Yasin Hayal, un autre accusé, s'est soumis à l'interrogatoire des avocats de la famille Dink. Il a affirmé qu'Erhan Tuncel avait organisé avec lui l'attentat contre un Mc Donald's de la ville de Trabzon en 2004, pour lequel Yasin Hayal avait été condamné. Il a ajouté qu'il avait hésité à protéger une nouvelle fois son complice dans l'assassinat de Hrant Dink, mais que la révélation de ses activités d'informateur de la gendarmerie l'avait convaincu de le dénoncer. Le jeune homme a déclaré qu'Erhan Tuncel l'avait mis en contact avec de nombreuses personnes, dont des membres de l'état-major tchétchène. Pendant l'audience, il a dû être rappelé à l'ordre. Il adressait des sourires et faisait signe de la main aux membres de la famille présents dans la salle.

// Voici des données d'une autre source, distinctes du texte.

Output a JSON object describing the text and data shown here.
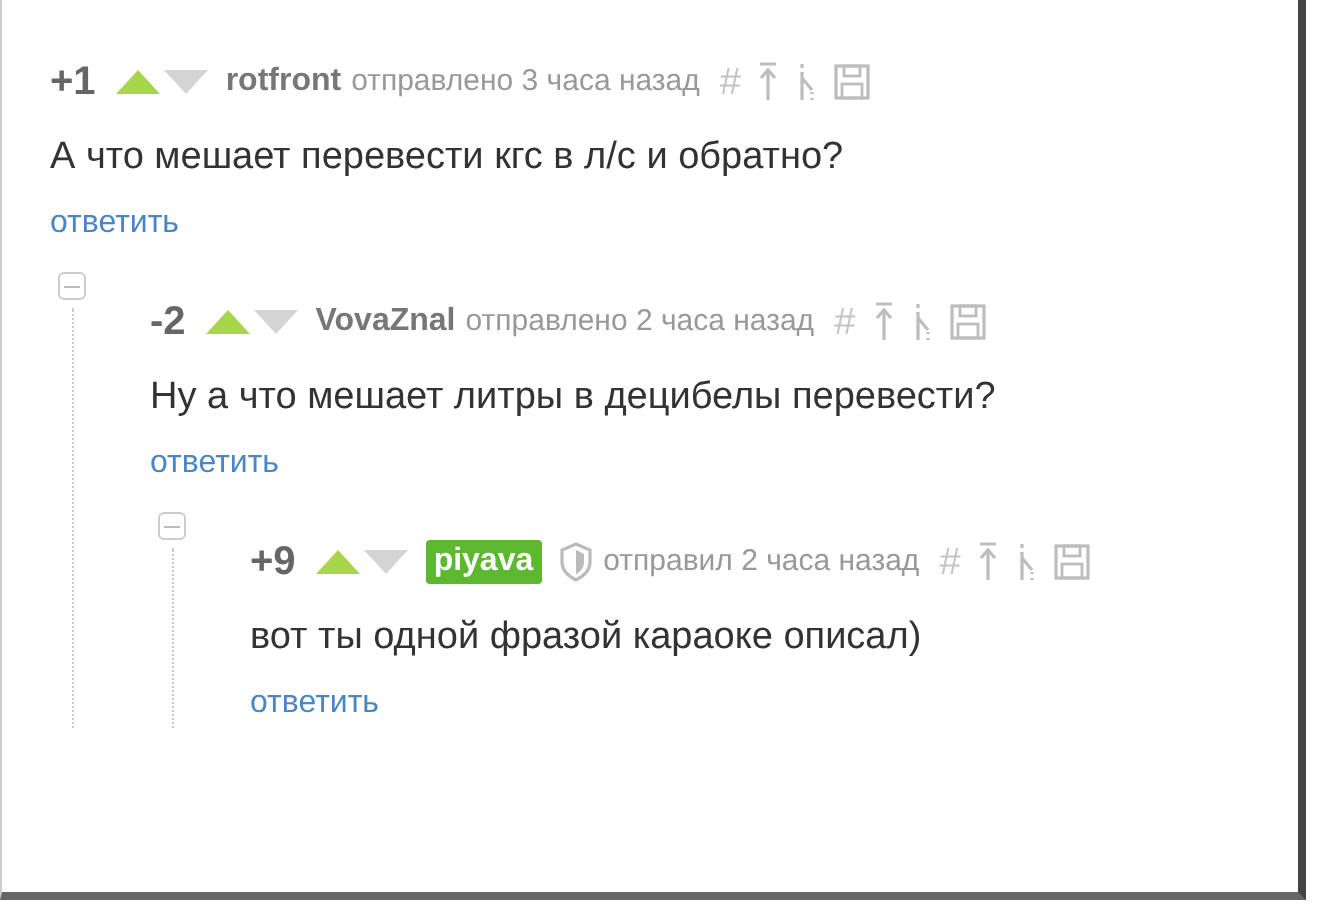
{
  "comments": [
    {
      "score": "+1",
      "author": "rotfront",
      "badge": false,
      "meta": "отправлено 3 часа назад",
      "hash": "#",
      "text": "А что мешает перевести кгс в л/с и обратно?",
      "reply": "ответить",
      "children": [
        {
          "score": "-2",
          "author": "VovaZnal",
          "badge": false,
          "meta": "отправлено 2 часа назад",
          "hash": "#",
          "text": "Ну а что мешает литры в децибелы перевести?",
          "reply": "ответить",
          "children": [
            {
              "score": "+9",
              "author": "piyava",
              "badge": true,
              "meta": "отправил 2 часа назад",
              "hash": "#",
              "text": "вот ты одной фразой караоке описал)",
              "reply": "ответить"
            }
          ]
        }
      ]
    }
  ]
}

L'absence de Coskun Igci, son beau-frère, a été remarquée. Son témoignage avait été déterminant dans le procès de deux officiers de la gendarmerie de Trabzon, poursuivis pour “abus de fonction”, qui s'est ouvert le 22 janvier 2008. Coskun Igci avait déclaré avoir travaillé en tant qu'informateur et avoir tenu régulièrement informés les deux gendarmes des préparatifs de l'assassinat de Hrant Dink. Yasin Hayal lui aurait confié connaître l'adresse de la rédaction d'Agos et être déterminé à abattre lui-même Hrant Dink. Coskun Igci avait affirmé avoir transmis cette information aux gendarmes. Il avait ajouté avoir toujours agi conformément à leurs instructions.
Ainsi, Joost Lagendijk, député européen et président de la délégation à la commission parlementaire mixte UE-Turquie, a fait part de son mécontentement. “ Je suis là pour veiller à ce que justice soit faite. Nous remarquons que ceux qui étaient avertis du projet d'assassinat de Hrant Dink au sein de la gendarmerie et de la police, ne sont pas sur le banc des accusés (...). Les promesses du gouvernement ne se sont pas concrétisées. Nous sommes à bout de patience”, a-t-il déclaré.
Un collectif comptant dix-huit personnalités dont des universitaires, des parlementaires et des journalistes, a également donné une conférence de presse. Ses membres ont rappelé qu'il était primordial “d'essuyer la tache” que constitue l'assassinat du journaliste afin que les personnes ne soient plus prises pour cibles en raison de leurs opinions en Turquie. Ils ont également qualifié de “devoir minimum”, l'élucidation de tous les soutiens dont les assassins avaient bénéficié.
Cinq cents personnes environ ont manifesté sur la place avoisinant le tribunal, réclamant elles aussi justice pour le journaliste assassiné.